Para quem reside em Cascais, tal pode significar morar num apartamento na Aldeia de Juzo que fica a 5 quilómetros, 15 minutos de carro ou uma hora a pé da estação de comboios mais próxima. Ou chamarem-lhe Almada e ser algures num bairro longe de qualquer transporte. As estradas, essas que a Europa pagou, encheram-se de veículos que passaram a dominar a cidade, onde ainda estão as principais empresas ou universidades. Para quem consegue viver no centro, a cidade tornou-se caótica, sem espaço para peões. Menos ainda para bicicletas. 

No entretanto, as pequenas mudanças vão acontecendo. Perder duas horas sentado no carro é, para muitos, um inferno. Os transportes no centro da cidade são maus e as bicicletas voltaram a ganhar algum espaço. Dizem que Lisboa não é uma cidade ciclável mas isso não é verdade. Muitos condutores não aceitam que outros ocupem espaço na estrada. Isso sim, é verdade. Já tive oportunidade de me deslocar de bicicleta e, durante uns tempos, optei por andar de mota. Não fosse o seu poder de arranque nos semáforos, poucos eram os que aceitavam bem a minha presença.

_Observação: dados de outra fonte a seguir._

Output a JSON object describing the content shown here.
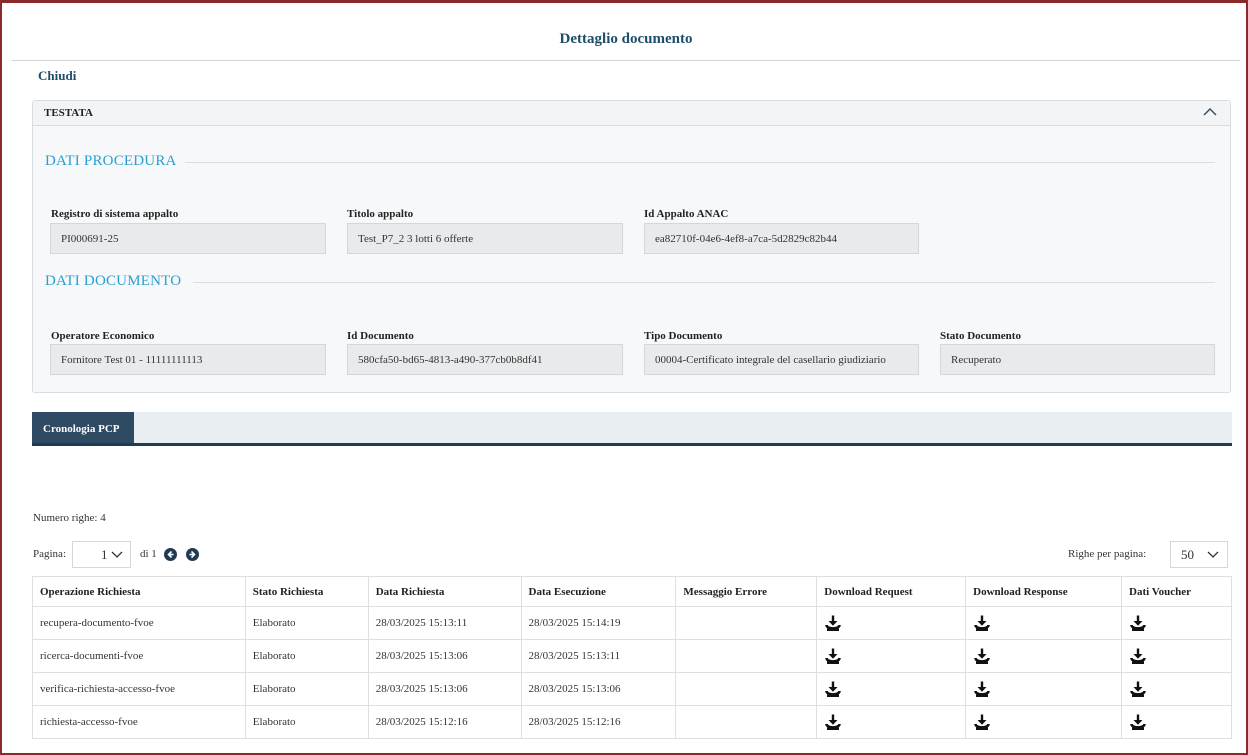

Como em tudo, do outro lado da moeda, também há muito a dizer sobre quem anda de mota mas, na verdade, tudo se resume a uma questão muito simples: quando vamos no passeio a caminhar não abalroamos uma pessoa porque esta se desloca mais devagar, pois não? Então porque raio alguns condutores acham que notas e bicicletas não podem ter o seu espaço na estrada?